Elías, que se encuentra en el lugar y en la situación similar a la de Ismael, espera que se repita en su vida lo mismo que ocurrió con Ismael: “Dios escuchó la voz del chico, y el Ángel de Dios llamó a Agar desde los cielos y le dijo:

-¿Qué te pasa, Agar? No temas, porque Dios ha oído la voz del chico en donde está. ¡Arriba!, levanta al chico y tenle de la mano, porque he de convertirle en una gran nación.

Entonces Dios abrió los ojos de ella, y vio un pozo de agua. Fue, llenó el odre de agua y dio de beber al chico” (Gn 21,17-19).

Elías desea que Dios lo escuche. Todo su ser se identifica con la súplica muda de Ismael sentado en las afueras de Berseba a la sombra del arbusto. Y Dios le escucha y le da la misma respuesta.
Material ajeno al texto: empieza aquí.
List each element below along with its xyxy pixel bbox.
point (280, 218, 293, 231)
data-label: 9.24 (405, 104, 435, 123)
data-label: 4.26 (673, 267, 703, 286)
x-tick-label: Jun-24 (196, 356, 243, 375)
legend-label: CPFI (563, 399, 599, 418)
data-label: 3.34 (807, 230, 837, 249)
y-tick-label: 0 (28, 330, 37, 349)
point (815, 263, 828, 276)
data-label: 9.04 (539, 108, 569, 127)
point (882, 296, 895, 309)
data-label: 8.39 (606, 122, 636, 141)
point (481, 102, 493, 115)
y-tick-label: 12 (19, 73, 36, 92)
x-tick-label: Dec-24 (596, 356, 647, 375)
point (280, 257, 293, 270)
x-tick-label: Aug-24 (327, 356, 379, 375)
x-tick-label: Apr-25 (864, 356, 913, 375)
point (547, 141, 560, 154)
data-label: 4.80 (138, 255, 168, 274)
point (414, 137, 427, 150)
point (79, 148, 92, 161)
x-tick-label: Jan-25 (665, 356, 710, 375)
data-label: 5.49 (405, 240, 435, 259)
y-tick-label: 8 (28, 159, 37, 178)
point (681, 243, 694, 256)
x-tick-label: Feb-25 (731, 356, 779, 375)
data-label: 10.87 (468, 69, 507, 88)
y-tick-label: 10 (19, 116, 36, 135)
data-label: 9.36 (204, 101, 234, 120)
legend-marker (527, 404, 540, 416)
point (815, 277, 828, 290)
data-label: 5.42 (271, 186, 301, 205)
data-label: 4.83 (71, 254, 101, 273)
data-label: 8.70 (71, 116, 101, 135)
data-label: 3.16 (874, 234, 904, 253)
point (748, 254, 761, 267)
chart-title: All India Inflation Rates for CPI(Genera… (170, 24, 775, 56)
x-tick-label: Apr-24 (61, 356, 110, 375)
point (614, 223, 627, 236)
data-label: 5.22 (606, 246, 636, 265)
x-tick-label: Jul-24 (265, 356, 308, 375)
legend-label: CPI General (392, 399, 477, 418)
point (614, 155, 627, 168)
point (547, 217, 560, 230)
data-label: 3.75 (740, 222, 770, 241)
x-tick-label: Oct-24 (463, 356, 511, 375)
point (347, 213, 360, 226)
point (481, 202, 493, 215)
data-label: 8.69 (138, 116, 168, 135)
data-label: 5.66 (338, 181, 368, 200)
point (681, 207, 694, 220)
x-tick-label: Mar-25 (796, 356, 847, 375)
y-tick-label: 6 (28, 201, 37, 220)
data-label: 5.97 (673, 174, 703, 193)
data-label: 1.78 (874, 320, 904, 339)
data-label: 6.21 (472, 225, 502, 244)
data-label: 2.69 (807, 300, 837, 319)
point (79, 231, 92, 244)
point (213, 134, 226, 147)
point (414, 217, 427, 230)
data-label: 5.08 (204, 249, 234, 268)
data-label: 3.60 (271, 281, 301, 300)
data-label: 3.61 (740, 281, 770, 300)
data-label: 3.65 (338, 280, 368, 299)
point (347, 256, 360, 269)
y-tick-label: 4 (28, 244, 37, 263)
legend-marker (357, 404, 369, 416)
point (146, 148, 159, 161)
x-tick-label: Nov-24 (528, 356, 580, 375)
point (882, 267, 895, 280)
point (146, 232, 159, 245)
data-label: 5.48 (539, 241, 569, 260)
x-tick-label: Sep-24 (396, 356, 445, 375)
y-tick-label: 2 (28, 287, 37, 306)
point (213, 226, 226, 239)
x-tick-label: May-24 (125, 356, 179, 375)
A la sombra de la retama se dirige a Yahveh, suplicante:

-¡Yahveh, toma mi vida, porque no soy mejor que mis padres!

Se acuesta y se duerme bajo la retama, pero un ángel le toca y le dice: -Levántate y come.

Elías mira y ve a su cabecera una torta cocida sobre piedras calientes y un jarro de agua. Come y bebe y se vuelve a acostar. Vuelve por segunda vez el ángel de Yahveh, le toca y le dice:

-Levántate y come, porque el camino es demasiado largo para ti (1R 19,4-7).

Los Padres de la Iglesia han visto en este pan el símbolo de la Eucaristía que da vigor al cristiano durante su peregrinación por este mundo.